Congress declared that any bank holding company with more than $50 billion in assets would automatically get the SIFI designation (since the crisis, all the major investment banks, along with two of the largest insurance companies, received charters as bank holding companies). But for non-bank institutions — hedge funds, asset managers, private-equity firms and other insurance companies — the decision was left to a new council of regulators headed by the Treasury secretary.

As you might expect, those institutions have lobbied furiously to avoid being inducted into this “exclusive” club, apparently to good effect. According to numerous officials involved in the process, it seems the only non-bank financial institutions likely to be designated will be GE Capital, the financial arm of General Electric, and perhaps the rescued insurer, AIG. The industry is so confident about its prospects that the chief executive of BlackRock, an asset management firm with $3.5 trillion under management, recently assured analysts that his firm would probably be spared.

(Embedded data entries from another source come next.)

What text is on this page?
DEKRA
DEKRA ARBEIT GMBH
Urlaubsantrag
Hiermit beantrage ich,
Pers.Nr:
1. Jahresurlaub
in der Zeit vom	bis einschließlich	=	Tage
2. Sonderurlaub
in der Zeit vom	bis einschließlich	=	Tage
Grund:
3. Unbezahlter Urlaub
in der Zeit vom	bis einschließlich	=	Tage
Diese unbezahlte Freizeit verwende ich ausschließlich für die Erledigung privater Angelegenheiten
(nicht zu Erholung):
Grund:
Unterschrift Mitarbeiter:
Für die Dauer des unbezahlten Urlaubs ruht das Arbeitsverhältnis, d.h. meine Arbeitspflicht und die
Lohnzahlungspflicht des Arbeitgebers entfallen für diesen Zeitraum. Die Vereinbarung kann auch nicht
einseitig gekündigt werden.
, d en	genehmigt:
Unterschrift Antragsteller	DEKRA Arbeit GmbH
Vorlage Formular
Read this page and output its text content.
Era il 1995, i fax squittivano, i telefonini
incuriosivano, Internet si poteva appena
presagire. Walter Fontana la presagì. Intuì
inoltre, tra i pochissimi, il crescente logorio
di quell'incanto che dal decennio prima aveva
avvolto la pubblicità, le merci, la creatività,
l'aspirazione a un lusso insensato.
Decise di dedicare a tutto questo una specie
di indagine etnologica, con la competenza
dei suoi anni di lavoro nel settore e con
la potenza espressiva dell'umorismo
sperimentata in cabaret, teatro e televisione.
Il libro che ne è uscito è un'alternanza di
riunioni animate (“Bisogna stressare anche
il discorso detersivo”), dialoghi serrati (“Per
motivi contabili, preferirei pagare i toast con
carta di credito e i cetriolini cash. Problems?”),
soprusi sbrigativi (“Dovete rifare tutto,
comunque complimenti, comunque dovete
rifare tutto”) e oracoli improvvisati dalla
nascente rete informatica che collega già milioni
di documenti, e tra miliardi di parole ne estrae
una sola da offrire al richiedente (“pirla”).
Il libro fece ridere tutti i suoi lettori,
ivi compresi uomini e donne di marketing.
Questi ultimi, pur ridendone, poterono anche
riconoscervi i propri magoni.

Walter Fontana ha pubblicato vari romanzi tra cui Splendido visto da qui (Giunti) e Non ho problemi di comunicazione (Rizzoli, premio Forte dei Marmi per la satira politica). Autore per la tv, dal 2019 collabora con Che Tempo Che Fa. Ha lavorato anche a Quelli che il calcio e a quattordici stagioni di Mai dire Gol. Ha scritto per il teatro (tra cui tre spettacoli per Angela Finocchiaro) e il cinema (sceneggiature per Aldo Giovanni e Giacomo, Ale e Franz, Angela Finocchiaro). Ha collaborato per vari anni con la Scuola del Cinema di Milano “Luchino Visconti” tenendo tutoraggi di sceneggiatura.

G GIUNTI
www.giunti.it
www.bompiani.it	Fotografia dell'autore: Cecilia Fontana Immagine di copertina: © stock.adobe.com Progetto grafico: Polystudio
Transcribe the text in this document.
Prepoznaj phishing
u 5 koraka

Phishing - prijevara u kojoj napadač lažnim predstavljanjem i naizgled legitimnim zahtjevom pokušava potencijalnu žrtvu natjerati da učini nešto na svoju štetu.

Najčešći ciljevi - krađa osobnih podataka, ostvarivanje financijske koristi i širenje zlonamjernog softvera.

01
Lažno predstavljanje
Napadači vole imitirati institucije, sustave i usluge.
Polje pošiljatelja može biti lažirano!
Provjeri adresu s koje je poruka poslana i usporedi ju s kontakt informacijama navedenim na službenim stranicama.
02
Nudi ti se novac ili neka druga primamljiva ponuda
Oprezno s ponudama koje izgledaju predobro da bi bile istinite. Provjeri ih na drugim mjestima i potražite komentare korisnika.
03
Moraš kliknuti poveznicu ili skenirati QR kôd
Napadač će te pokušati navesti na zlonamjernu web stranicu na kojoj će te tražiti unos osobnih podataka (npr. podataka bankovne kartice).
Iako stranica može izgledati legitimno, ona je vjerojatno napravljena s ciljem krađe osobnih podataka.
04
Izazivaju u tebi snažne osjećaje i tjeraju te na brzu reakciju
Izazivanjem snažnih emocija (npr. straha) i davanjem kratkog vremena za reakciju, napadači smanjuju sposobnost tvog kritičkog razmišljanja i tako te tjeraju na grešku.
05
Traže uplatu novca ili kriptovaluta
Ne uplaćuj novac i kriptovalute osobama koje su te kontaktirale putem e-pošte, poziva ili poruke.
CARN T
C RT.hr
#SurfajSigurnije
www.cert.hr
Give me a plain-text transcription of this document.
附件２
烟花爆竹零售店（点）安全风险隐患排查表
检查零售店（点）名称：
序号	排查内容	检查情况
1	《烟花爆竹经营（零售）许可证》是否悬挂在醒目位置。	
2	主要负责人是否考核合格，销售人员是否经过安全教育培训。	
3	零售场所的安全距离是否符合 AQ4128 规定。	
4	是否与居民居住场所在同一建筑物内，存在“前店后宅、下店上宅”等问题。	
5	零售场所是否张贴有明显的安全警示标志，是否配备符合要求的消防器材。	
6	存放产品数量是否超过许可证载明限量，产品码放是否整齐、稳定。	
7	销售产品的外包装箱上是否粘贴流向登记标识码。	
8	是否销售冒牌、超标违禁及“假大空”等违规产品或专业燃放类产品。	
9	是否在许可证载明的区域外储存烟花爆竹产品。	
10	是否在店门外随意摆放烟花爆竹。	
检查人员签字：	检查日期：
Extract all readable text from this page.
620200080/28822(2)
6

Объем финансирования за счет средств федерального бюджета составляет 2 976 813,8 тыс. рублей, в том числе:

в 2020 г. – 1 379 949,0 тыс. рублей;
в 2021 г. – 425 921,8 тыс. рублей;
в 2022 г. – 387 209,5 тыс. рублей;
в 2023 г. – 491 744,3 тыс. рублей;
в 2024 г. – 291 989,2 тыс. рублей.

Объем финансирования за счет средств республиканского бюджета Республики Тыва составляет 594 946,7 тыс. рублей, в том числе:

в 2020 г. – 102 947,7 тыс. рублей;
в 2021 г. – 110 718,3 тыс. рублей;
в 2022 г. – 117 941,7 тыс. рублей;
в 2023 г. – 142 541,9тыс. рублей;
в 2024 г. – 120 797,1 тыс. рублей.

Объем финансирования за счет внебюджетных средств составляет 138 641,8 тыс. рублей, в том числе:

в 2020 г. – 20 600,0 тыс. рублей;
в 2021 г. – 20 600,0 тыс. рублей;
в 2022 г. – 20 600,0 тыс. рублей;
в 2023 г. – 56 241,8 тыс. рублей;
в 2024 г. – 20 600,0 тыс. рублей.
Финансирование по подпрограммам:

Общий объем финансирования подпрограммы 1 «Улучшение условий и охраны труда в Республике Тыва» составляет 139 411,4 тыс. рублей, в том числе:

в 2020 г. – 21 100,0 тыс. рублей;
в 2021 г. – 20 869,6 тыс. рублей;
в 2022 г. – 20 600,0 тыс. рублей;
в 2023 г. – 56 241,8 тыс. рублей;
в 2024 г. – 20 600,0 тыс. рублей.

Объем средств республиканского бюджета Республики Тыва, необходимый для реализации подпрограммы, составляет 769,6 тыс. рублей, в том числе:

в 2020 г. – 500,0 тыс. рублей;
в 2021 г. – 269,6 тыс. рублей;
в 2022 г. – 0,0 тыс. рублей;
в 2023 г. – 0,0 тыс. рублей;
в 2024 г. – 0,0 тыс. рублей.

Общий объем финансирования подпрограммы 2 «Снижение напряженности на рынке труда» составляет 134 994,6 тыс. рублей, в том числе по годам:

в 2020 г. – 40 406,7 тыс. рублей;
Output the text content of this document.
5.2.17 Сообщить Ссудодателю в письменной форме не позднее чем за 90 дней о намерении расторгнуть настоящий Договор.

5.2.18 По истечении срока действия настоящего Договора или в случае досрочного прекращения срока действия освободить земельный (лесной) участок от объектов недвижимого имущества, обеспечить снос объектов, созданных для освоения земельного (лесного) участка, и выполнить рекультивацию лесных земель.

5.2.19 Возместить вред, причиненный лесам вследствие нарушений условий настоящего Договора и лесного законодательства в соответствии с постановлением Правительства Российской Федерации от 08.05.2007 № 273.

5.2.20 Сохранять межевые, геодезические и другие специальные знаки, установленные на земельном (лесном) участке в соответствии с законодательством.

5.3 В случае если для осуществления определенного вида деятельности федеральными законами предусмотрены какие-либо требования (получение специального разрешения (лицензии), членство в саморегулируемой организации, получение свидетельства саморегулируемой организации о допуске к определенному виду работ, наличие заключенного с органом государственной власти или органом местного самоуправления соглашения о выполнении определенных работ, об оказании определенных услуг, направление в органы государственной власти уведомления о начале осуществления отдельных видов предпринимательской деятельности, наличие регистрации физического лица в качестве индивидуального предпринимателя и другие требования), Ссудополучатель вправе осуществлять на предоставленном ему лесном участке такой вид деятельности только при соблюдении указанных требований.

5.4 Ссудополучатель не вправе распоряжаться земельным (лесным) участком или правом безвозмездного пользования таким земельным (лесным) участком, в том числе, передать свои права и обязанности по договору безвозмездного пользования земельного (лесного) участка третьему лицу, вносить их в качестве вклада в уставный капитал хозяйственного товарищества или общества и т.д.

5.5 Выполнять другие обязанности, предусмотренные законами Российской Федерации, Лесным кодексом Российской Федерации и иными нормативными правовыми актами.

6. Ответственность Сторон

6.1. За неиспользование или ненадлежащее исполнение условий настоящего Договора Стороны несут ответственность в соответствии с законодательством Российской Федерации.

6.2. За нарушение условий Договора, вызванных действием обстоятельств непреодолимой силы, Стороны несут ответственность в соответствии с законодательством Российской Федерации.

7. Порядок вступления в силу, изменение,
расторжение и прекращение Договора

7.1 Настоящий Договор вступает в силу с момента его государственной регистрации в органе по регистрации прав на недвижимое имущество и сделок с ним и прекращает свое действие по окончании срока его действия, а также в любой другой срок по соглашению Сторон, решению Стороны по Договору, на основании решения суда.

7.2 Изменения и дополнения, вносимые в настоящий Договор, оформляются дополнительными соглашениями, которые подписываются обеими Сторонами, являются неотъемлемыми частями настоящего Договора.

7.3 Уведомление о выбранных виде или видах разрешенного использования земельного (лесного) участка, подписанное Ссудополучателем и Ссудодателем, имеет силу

I have no idea what the right number of systemically important non-bank financial institutions should be, but I can assure you it is greater than two.

It is hard to believe that a cash squeeze on a highly leveraged, $20 billion hedge fund could not set in motion the kind of panic selling that leads to contagion. Could not a crash in commercial real estate prices suddenly require a couple of giant life insurers to have to raise large amounts of new capital, prompting a run by policyholders across the industry to cash in their policies? And what would happen when rumors crossed the wires of a giant asset manager heavily invested in derivatives that suddenly plunged in value, forcing the firm to dump billions of dollars in common stock to meet collateral calls? If the financial system can be shaken by the threat that a single money-market fund might “break the buck,” as happened in fall 2008, why are regulators rushing to declare that virtually no non-bank financial institution, no matter how large, poses systemic risk?

From a purely political standpoint, it’s also hard to understand why the Treasury secretary would cave so early and so easily on a key issue while the industry is actively engaged in undermining him on the rest of the regulatory reform effort. I’ve never bought the line that Tim Geithner is a Wall Street patsy, but there are times when he does a pretty good imitation. He should have learned by now that this industry responds to every act of accommodation with another kick to the shin, and responds to kicks to the shin with accommodation. Hardball is the only game these guys know how to play.

One of the more common arguments you hear from industry executives is that their firm, or category of firm, or size of firm shouldn’t be regulated — or “punished,” as they often put it — because it didn’t cause the financial crisis or never required a bailout. Such arguments ignore the reality of systemic failures.

When the government stepped in to rescue Bear Stearns and Citigroup and AIG, it wasn’t just rescuing those particular firms — it was rescuing the whole financial system that could otherwise have come crashing down behind them. Hedge funds, asset managers, small community banks, derivatives dealers — they were all part of that same system. They lent each other money, bought each other’s securities, hedged each other’s risks, invested in and lent money to the same markets. If the system had collapsed, they all would have suffered serious and lasting damage, whatever their size or market niche.

The financial crisis was, above all, a collective failure. That industry leaders have already forgotten that lesson — or even worse, that they never learned it — is the reason it is so important now to finish the work of reforming and strengthening financial regulation.